Artificial Intelligence is expected to create trillions of dollars of value across the economy. But as technology becomes a part of our daily lives, many people are still skeptical. Their main concern is that many AI solutions work like black boxes and seem to magically generate insights without explanation.
Under the slogan “Build AI with Humans-in-the-Loop” the SEMANTiCS Conference, taking place in Austin, Texas, from 21 to 23 April 2020, will address the issue by promoting innovative approaches to building AI applications. With the goal of making AI inherently explainable and more transparent, the conference promises to convince the US market to focus on building AI applications that people can trust.
Andreas Blumauer, Founder and CEO at Semantic Web Company, one of the conference’s main organizers, explains how the rise of Semantic AI promises to overcome the barriers between humans and machines by making them work together.
Why does Artificial Intelligence often work as a black box? And why does that fuel skepticism?
The promise of the AI, which is based on algorithms of machine learning such as deep learning, is to automatically extract patterns and rules from large data sets. This works very well for specific problems and in many cases helps to automate classification tasks. Why exactly things are classified in one way or another cannot be explained, because Machine Learning cannot extract causalities, it cannot reflect on why which rules are extracted.
Machine Learning algorithms learn from historical data, but cannot derive new insights from it.
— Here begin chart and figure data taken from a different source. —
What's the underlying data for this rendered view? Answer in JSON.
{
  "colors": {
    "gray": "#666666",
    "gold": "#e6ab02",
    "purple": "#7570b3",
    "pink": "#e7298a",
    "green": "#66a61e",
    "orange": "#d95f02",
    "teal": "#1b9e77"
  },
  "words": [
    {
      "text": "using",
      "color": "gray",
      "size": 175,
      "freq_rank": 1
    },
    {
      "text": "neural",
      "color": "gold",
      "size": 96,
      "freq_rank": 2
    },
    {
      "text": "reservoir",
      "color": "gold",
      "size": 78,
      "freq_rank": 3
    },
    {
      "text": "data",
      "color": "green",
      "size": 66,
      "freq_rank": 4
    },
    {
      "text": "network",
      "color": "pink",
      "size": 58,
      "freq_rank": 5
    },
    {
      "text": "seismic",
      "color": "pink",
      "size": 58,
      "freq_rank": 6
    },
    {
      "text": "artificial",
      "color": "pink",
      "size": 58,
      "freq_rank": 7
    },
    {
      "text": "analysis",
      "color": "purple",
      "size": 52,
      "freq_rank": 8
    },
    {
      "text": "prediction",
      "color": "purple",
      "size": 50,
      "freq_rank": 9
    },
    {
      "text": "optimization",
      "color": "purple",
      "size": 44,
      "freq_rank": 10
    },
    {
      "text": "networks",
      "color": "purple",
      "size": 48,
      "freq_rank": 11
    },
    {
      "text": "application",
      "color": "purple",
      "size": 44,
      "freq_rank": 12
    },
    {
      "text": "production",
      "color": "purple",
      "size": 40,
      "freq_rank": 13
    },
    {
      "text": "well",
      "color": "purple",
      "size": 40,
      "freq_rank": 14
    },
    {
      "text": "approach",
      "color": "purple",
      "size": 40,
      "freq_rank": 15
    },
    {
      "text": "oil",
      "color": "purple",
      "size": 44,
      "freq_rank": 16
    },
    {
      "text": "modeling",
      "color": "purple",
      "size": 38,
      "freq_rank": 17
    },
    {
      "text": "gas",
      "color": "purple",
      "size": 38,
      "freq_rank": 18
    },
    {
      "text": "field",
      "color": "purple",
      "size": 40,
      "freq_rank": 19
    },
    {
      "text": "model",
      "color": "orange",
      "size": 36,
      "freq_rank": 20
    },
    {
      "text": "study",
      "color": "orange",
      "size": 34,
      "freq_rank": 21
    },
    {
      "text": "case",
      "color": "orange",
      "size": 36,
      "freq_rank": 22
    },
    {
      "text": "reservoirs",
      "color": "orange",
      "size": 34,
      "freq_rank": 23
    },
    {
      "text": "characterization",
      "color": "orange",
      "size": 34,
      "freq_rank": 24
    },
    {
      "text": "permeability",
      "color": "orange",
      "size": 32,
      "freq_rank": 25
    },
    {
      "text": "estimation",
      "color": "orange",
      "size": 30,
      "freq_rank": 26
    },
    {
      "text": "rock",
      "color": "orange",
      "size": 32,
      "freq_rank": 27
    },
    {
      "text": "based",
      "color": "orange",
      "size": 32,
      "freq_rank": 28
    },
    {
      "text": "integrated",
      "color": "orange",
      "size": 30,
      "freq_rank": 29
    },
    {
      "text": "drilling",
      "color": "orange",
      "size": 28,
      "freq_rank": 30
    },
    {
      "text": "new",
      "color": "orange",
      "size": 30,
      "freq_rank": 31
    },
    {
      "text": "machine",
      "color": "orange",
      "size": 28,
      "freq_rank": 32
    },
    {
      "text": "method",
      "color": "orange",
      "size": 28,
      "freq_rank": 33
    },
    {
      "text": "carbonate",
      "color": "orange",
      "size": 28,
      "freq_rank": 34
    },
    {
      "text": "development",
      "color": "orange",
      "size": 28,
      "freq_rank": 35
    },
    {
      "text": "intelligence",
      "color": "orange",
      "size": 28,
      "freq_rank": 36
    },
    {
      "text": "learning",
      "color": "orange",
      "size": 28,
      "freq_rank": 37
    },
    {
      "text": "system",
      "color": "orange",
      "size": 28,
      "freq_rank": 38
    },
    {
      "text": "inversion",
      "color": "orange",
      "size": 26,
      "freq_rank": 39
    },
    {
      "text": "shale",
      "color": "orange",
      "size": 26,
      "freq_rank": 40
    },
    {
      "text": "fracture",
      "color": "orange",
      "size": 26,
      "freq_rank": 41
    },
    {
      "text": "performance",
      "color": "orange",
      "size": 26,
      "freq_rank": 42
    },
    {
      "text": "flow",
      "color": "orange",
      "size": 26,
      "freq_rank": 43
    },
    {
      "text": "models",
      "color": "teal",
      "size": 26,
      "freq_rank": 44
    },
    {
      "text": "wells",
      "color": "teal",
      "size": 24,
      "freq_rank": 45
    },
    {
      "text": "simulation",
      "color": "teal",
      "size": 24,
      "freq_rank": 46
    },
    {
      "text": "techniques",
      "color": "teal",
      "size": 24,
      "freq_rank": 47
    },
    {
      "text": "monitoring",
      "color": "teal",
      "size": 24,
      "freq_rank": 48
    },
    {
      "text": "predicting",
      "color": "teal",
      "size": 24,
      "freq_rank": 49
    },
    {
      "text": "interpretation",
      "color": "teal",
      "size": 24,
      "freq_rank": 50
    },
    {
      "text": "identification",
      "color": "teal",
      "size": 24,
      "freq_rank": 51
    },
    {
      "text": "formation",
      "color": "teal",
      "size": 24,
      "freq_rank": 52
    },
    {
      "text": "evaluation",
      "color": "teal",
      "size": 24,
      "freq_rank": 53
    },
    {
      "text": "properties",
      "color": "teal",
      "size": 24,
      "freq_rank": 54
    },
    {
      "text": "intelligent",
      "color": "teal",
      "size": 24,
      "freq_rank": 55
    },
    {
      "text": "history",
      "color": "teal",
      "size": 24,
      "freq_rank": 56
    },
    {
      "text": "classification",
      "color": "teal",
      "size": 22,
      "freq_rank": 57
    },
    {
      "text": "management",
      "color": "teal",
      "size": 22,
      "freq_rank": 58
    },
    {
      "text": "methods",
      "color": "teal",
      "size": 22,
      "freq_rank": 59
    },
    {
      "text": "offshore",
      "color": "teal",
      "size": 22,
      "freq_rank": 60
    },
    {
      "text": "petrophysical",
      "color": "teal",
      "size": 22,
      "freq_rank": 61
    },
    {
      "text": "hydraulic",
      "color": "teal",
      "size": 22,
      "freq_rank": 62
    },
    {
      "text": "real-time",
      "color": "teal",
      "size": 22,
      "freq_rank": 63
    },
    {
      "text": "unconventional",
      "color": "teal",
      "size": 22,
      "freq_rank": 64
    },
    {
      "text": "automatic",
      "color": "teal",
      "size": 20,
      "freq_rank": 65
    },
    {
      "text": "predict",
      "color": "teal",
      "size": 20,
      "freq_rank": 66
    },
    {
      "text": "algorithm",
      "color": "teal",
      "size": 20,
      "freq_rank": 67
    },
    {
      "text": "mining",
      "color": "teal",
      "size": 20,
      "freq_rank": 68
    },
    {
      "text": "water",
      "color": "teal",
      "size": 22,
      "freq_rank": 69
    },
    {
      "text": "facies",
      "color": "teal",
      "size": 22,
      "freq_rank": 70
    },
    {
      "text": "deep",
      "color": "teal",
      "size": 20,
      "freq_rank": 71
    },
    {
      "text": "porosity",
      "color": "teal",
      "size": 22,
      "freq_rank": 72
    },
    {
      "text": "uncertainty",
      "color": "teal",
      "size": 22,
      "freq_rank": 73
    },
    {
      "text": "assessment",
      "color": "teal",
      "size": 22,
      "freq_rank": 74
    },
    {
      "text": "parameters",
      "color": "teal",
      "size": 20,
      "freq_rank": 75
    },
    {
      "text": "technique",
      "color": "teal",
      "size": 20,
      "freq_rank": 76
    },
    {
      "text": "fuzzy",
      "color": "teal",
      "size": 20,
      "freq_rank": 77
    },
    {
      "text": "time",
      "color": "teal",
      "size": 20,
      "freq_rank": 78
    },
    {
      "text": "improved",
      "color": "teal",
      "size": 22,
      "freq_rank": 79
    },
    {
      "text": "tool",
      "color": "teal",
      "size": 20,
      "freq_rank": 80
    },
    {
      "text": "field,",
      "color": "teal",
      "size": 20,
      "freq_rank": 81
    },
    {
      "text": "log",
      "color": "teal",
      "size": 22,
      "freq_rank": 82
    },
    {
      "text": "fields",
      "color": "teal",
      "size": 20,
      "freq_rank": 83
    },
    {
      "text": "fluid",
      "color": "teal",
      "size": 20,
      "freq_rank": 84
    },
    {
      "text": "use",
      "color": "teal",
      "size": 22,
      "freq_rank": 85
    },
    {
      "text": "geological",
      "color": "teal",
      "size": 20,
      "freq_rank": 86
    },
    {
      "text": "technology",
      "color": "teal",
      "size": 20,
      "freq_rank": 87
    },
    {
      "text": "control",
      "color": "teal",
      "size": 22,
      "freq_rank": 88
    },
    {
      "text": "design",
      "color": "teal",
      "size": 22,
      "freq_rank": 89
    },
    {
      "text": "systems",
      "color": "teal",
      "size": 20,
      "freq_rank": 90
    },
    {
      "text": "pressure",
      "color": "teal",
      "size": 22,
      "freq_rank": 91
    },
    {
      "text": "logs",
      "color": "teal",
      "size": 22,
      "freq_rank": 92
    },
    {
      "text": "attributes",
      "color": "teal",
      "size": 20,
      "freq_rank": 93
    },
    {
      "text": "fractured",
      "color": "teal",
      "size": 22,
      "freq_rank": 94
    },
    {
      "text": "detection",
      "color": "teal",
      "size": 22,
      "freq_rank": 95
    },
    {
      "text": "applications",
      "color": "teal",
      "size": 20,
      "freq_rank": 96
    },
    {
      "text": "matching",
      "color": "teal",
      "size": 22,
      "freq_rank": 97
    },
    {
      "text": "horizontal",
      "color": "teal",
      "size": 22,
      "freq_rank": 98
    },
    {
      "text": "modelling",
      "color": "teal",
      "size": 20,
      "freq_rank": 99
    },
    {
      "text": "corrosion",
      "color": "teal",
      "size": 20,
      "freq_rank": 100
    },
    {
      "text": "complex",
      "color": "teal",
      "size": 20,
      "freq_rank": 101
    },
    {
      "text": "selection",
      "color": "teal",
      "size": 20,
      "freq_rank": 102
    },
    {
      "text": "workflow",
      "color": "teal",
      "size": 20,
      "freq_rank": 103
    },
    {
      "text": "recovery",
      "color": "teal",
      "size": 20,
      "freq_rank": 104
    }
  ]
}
In an increasingly dynamic environment, this is causing skepticism because the whole approach of deep learning is based on the assumption that there will always be enough data to learn from. In some industries, such as finance and healthcare, it is becoming increasingly important to implement AI systems that make their decisions explainable and transparent, incorporating new conditions and regulatory frameworks quickly.
Can we build AI applications that can be trusted?
There is no trust without explainability. Explainability means that there are other trustworthy agents in the system who will understand and can explain decisions made by the AI agent. Eventually, this will be regulated by authorities, but for the time being there is no other option than making decisions made by AI more transparent. Unfortunately, it’s in the nature of some of the most popular Machine Learning algorithms that their calculated rules basis cannot be explained, they are just “a matter of fact.”
The only way out of this dilemma is a fundamental re-engineering of the underlying architecture, which includes Knowledge Graphs as a prerequisite to calculate not only rules but also corresponding explanations.
What is Semantic AI and what makes it different?
Semantic AI fuses symbolic and statistical AI. It combines methods from Machine Learning, Knowledge Modeling, Natural Language Processing, Text Mining, and the Semantic Web. It combines the advantages of both AI strategies, mainly semantic reasoning and neural networks. In short, Semantic AI is not an alternative, but an extension of what is currently mainly used to build AI-based systems. This brings not only strategic options, but also an immediate advantage: faster learning from less training data, for example to overcome the so-called cold start problem when developing chatbots.
And Semantic AI introduces a fundamentally different methodology and thus additional stakeholders with complementary skills. While traditional Machine Learning is mainly done by Data Scientists, Knowledge Scientists are the ones who are involved in Semantic AI or Explainable AI. What is the difference?
At the core of the problem, data scientists spend more than 50 percent of their time collecting and processing uncontrolled digital data before they can be explored for useful nuggets. Many of these efforts focus on building flat files with unrelated data. Once the features are generated, they begin to lose their relationship to the real world.
An alternative approach is to develop tools for analysts to directly access an enterprise Knowledge Graph to extract a subset of data that can be quickly transformed into structures for analysis. The results of the analyses themselves can then be reused to enrich the Knowledge Graph.
The Semantic AI approach thus creates a continuous cycle of which both Machine Learning and Knowledge Scientists are an integral part. Knowledge Graphs serve as an interface in between, providing high-quality linked and normalized data.
Does this new approach to AI lead to better results?
Apart from its potential to generate trustworthy and broadly accepted Explainable AI based on Knowledge Graphs, the use of Knowledge Graphs together with semantically enriched and linked data to train Machine Learning algorithms has many other advantages.
This approach leads to results with sufficient accuracy even with sparse training data, which is especially helpful in the cold start phase, when the algorithm cannot yet draw inferences from the data because it has not yet gathered enough information. It also leads to better reusability of training data sets, which helps to save costs during data preparation. In addition, it complements existing training data with background knowledge that can quickly lead to richer training data through automated reasoning and can also help avoid the extraction of fundamentally wrong rules in a particular domain.